How to Add Value as a Speaker: Make Meetings Fun and Exciting

Business leaders: If you want your associates to be creative, innovative, and flexible, make your meetings fun. Here are three examples.
Professional speakers: Learn from the creativity of your clients and get involved.
A QUIZ SHOW – Before I spoke at a small meeting for USA Today, the organizers conducted a “quiz show.” This was a great icebreaker and also served to educate their employees, using questions like: “Who writes the editorial column on page 3?” “What is our distribution in Cleveland?” “What was the headline on the Life Syle Section last Tuesday?” Small prizes like USA Today pens and notepads were awarded. This got the audience laughing while learning (and had the audience fully warmed up when I came on).
THE PRIORITIES GAME – Another time I was speaking at Levi Strauss. There were six tables, each with eight sales people. Each table received copies of the same thirteen examples of typical paperwork that crosses a salesperson’s desk each day. They then debated the priority for handling them. This was a great way to find out how the salespeople thought and for management to teach them priorities. I was as amazed as management was at how many different opinions there were on handling the same thirteen items.
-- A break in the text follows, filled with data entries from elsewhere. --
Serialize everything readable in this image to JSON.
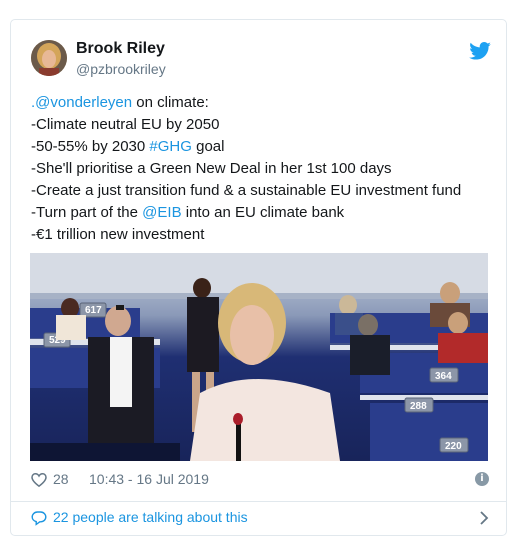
{
  "tweet": {
    "author_name": "Brook Riley",
    "author_handle": "@pzbrookriley",
    "lines": [
      {
        "mention": ".@vonderleyen",
        "text": " on climate:"
      },
      {
        "text": "-Climate neutral EU by 2050"
      },
      {
        "pre": "-50-55% by 2030 ",
        "hashtag": "#GHG",
        "post": " goal"
      },
      {
        "text": "-She'll prioritise a Green New Deal in her 1st 100 days"
      },
      {
        "text": "-Create a just transition fund & a sustainable EU investment fund"
      },
      {
        "pre": "-Turn part of the ",
        "mention": "@EIB",
        "post": " into an EU climate bank"
      },
      {
        "text": "-€1 trillion new investment"
      }
    ],
    "likes": "28",
    "timestamp": "10:43 - 16 Jul 2019",
    "info_icon": "i",
    "talking_label": "22 people are talking about this"
  },
  "media": {
    "seat_numbers": [
      "617",
      "529",
      "364",
      "288",
      "220"
    ]
  },
  "colors": {
    "link": "#1b95e0",
    "twitter_blue": "#1da1f2",
    "secondary_text": "#657786"
  }
}
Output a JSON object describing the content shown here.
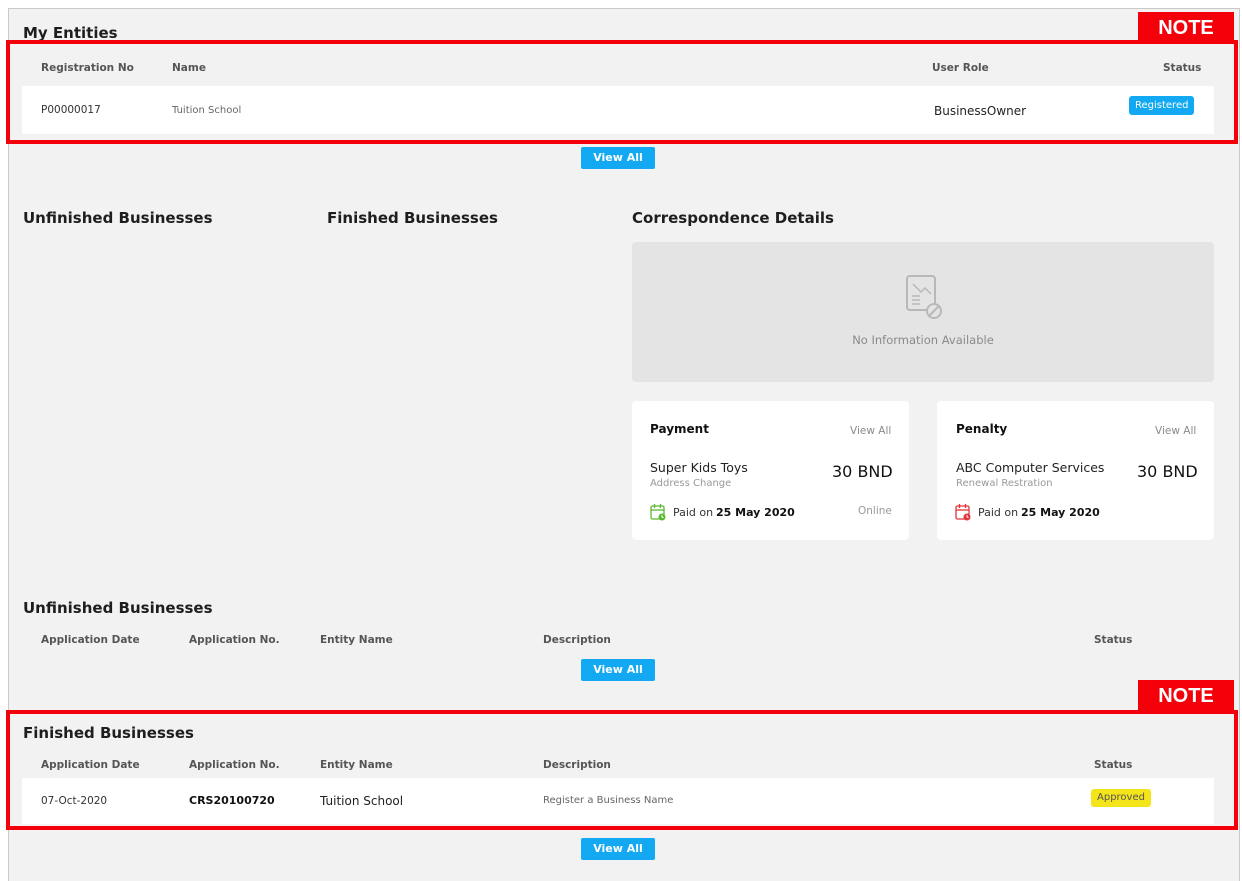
{
  "my_entities": {
    "title": "My Entities",
    "columns": {
      "registration_no": "Registration No",
      "name": "Name",
      "user_role": "User Role",
      "status": "Status"
    },
    "rows": [
      {
        "registration_no": "P00000017",
        "name": "Tuition School",
        "user_role": "BusinessOwner",
        "status": "Registered"
      }
    ],
    "view_all": "View All"
  },
  "sections": {
    "unfinished_title": "Unfinished Businesses",
    "finished_title": "Finished Businesses",
    "correspondence_title": "Correspondence Details",
    "no_info": "No Information Available"
  },
  "payment_card": {
    "title": "Payment",
    "view_all": "View All",
    "name": "Super Kids Toys",
    "sub": "Address Change",
    "amount": "30 BND",
    "paid_on_label": "Paid on",
    "paid_date": "25 May 2020",
    "method": "Online",
    "icon_color": "#5cb82e"
  },
  "penalty_card": {
    "title": "Penalty",
    "view_all": "View All",
    "name": "ABC Computer Services",
    "sub": "Renewal Restration",
    "amount": "30 BND",
    "paid_on_label": "Paid on",
    "paid_date": "25 May 2020",
    "icon_color": "#e2323a"
  },
  "unfinished_businesses": {
    "title": "Unfinished Businesses",
    "columns": {
      "application_date": "Application Date",
      "application_no": "Application No.",
      "entity_name": "Entity Name",
      "description": "Description",
      "status": "Status"
    },
    "view_all": "View All"
  },
  "finished_businesses": {
    "title": "Finished Businesses",
    "columns": {
      "application_date": "Application Date",
      "application_no": "Application No.",
      "entity_name": "Entity Name",
      "description": "Description",
      "status": "Status"
    },
    "rows": [
      {
        "application_date": "07-Oct-2020",
        "application_no": "CRS20100720",
        "entity_name": "Tuition School",
        "description": "Register a Business Name",
        "status": "Approved"
      }
    ],
    "view_all": "View All"
  },
  "notes": {
    "label": "NOTE"
  },
  "colors": {
    "accent": "#12a9f2",
    "note_red": "#f4000b",
    "approved": "#f4e41a",
    "background": "#f2f2f3"
  }
}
“OSCARS” – A PacBell meeting was held around the time of the Academy Awards. The creative meeting planner set up an awards ceremony and asked the managers to wear formal evening dress. This sounded so creative to me that, even though my speech was later in the day, I wanted to be part of it (at no extra cost to the client). “Oscars” were given out in categories like customer service, sales, and money-making ideas. Wearing an evening gown, I sashayed across the stage to deliver the envelopes containing the names of the winners. As the nominees in each category were announced, a giant video screen showed their photos. The first two were always famous movie stars, the third an employee. Would you believe it? Pacific Bell employees beat out the movie stars every time! Everyone who accepted an Academy Award had to give a short speech. It was innovative, memorable, and fun.
This gave me the idea for my fifteenth speech for the Continental Breakfast Club (CBC). The year before, my talk had been “Wonder Woman: A Mythical Character or State of Mind?” which I delivered wearing my Wonder Woman costume.
One of my more creative clients, Dan Maddux, Executive Director of the American Payroll Association, heard about my Wonder Woman performance and booked me to do a similar presentation at his next conference, called “Are You a Wonder Woman or a Superman in Payroll?”